Estados Unidos

Hacinan a más de 4 mil en Donna

El lugar fue destinado para 250 personas; familias y menores no acompañados esperan ser procesados

Associated Press / Los menores hacinados en grandes jaulas

Associated Press

miércoles, 31 marzo 2021 | 06:00

Donna, Texas– El Gobierno de Biden permitió por primera vez el martes que los periodistas ingresaran a su principal centro de detención fronterizo para niños migrantes, revelando una estructura de carpa severamente superpoblada donde más de 4 mil personas, incluidos niños y familias, se apiñaban en un espacio destinado para 250 y los más pequeños se mantuvieron en un gran corral de juegos con tapetes en el piso para dormir.

Con miles de niños y familias que llegaron a la frontera entre Estados Unidos y México en las últimas semanas y las instalaciones de empaque, el presidente Joe Biden ha estado bajo presión para brindar más transparencia al proceso. El Servicio de Aduanas y Protección Fronteriza (CBP) permitió que dos periodistas de The Associated Press y un equipo de CBS recorrieran las instalaciones en Donna, Texas, en el Valle del Río Grande, el corredor más transitado del país para cruces ilegales.

Más de 4 mil 100 personas estaban alojadas en la propiedad el martes. La mayoría eran niños no acompañados procesados en tiendas de campaña antes de ser llevados a instalaciones administradas por el Departamento de Salud y Servicios Humanos (HHS) y luego colocados con un miembro de la familia, pariente o patrocinador.

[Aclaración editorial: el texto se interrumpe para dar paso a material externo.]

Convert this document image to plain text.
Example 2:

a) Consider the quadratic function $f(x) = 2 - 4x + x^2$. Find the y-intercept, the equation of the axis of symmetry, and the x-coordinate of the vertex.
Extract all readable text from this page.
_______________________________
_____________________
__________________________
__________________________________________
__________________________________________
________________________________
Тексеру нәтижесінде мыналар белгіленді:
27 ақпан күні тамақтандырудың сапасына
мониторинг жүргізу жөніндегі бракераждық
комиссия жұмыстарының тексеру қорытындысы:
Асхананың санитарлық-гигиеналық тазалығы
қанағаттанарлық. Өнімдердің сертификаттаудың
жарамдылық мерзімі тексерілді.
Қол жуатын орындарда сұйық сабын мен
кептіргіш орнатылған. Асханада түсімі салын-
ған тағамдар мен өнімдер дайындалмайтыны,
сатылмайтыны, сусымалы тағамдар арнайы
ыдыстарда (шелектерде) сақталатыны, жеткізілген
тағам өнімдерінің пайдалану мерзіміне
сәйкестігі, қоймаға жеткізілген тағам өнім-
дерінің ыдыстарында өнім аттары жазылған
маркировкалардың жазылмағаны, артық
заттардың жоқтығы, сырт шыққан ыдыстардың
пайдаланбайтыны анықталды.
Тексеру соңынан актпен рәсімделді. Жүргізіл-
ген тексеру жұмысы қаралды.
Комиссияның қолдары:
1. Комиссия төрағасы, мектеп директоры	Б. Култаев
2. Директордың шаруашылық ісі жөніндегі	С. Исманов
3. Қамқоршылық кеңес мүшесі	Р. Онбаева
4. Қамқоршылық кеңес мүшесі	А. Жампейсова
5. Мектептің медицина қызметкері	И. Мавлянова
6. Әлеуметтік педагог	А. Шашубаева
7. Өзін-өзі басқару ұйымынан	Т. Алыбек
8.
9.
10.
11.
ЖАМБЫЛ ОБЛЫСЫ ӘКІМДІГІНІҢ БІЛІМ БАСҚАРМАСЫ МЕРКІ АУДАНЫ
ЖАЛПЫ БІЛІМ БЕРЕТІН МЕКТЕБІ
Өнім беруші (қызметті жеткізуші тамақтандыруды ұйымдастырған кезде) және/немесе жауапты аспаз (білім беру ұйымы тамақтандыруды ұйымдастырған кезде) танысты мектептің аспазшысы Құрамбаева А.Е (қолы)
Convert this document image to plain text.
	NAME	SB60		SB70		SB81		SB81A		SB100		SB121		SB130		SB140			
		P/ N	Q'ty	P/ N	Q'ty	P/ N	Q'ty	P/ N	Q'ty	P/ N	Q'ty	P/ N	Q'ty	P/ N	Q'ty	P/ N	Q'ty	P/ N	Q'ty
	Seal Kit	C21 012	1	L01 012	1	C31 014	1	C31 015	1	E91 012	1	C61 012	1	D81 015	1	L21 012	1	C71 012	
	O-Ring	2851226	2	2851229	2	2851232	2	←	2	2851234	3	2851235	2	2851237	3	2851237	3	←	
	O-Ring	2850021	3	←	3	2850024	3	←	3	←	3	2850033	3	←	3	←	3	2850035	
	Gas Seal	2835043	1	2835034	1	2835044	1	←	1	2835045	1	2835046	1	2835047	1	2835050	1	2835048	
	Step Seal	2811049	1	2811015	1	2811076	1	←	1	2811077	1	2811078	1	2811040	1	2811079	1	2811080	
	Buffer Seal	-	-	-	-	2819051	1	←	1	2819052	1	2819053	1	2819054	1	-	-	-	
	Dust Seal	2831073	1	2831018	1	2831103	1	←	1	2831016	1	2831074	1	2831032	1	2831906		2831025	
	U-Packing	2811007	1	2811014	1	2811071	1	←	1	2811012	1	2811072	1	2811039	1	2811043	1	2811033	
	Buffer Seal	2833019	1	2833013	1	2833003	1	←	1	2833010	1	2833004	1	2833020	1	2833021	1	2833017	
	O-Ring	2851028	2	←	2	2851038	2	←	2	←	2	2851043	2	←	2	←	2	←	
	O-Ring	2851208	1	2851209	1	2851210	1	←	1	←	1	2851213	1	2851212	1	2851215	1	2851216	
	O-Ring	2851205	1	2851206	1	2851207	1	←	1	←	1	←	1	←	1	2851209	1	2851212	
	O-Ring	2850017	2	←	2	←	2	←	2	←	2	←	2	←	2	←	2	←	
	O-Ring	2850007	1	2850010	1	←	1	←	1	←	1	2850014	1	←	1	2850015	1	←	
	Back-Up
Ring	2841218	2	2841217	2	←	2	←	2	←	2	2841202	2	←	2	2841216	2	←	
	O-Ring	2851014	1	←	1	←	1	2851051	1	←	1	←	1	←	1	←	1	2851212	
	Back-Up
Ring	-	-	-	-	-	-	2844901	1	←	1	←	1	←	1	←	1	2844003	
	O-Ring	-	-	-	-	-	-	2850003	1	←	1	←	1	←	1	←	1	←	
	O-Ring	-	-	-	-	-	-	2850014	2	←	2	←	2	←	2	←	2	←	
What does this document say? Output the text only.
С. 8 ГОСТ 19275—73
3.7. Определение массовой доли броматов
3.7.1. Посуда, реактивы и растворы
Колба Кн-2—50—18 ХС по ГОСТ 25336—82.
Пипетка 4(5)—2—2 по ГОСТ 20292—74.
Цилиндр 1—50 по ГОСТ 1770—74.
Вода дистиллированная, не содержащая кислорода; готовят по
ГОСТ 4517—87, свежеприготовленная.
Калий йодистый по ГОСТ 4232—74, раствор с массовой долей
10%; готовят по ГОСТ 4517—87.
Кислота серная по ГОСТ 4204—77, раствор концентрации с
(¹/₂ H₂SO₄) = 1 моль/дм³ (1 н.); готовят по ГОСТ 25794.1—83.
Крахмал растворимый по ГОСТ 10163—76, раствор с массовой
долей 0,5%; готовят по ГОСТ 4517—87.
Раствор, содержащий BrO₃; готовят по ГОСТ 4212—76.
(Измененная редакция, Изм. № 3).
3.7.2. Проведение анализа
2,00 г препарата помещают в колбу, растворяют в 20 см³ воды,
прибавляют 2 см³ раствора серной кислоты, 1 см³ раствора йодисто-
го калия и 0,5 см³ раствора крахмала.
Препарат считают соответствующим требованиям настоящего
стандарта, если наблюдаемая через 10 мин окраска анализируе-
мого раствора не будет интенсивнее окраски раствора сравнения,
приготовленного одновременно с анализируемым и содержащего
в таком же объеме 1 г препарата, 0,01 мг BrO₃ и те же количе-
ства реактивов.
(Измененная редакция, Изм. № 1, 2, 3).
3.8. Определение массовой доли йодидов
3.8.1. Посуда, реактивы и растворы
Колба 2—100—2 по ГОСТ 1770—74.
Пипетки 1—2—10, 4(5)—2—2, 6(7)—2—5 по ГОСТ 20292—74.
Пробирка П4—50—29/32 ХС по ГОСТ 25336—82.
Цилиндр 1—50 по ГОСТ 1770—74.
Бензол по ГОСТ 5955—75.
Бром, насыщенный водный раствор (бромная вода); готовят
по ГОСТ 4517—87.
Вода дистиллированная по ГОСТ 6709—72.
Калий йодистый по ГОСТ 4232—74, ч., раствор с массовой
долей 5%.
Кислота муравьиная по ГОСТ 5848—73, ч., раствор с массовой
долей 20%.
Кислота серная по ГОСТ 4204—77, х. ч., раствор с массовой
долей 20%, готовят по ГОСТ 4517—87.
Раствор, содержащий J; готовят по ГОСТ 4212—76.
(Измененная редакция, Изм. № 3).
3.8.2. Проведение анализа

Los niños estaban siendo alojados por cientos en ocho “vainas” formadas por divisores de plástico, cada uno de unos 3 mil 200 pies cuadrados (297 metros cuadrados) de tamaño. Muchas de las manadas tenían más de 500 niños.

Óscar Escamilla, oficial ejecutivo interino de la Patrulla Fronteriza de los Estados Unidos en el Valle del Río Grande, dijo que entre 250 y 300 niños ingresan diariamente y muchos menos se van.

Los niños más pequeños, entre ellos, una niña de 3 años a la que cuida su hermano de 11 años y un recién nacido con una madre de 17 años, se mantienen alejados de las cápsulas y duermen en un área de corralito.

No hacen prueba de Covid

El martes, los periodistas vieron cómo procesaban a los niños. Entraron en una pequeña habitación para la inspección de piojos y un chequeo médico. Les lavaron el pelo con una manguera y arrojaron toallas en un contenedor negro con la inscripción “piojos”. Los niños, muchos de los cuales han hecho largos viajes para llegar a la frontera, incluidos tramos a pie, también fueron examinados para detectar sarna, fiebre y otras dolencias. No se administró ninguna prueba de Covid-19 a menos que un niño mostrara síntomas.

Las enfermeras practicantes también realizaron pruebas psicológicas, preguntando a los niños si tenían pensamientos suicidas. Se quitaron todos los cordones de los zapatos para evitar dañar a nadie.

Luego, los niños fueron conducidos por un pasillo de césped verde hasta una gran sala de admisión. A los mayores de 14 años se les toman las huellas digitales y se les toma una foto; los niños más pequeños no lo hicieron.

Fueron a una segunda sala de admisión donde recibieron avisos para comparecer ante la Corte de inmigración. Los agentes de la Patrulla Fronteriza les preguntaron si tenían un contacto en los Estados Unidos y permitieron que el niño llamara a esa persona.

A los niños se les entregaron brazaletes con un código de barras que muestra el historial de cuándo se ducharon y las condiciones médicas.

Más de 2 mil niños han estado en las instalaciones de Donna durante más de 72 horas, incluidos 39 durante más de 15 días.

HHS está albergando a niños en centros de convenciones en Dallas y San Diego y está abriendo sitios a gran escala en San Antonio, El Paso y otros lugares.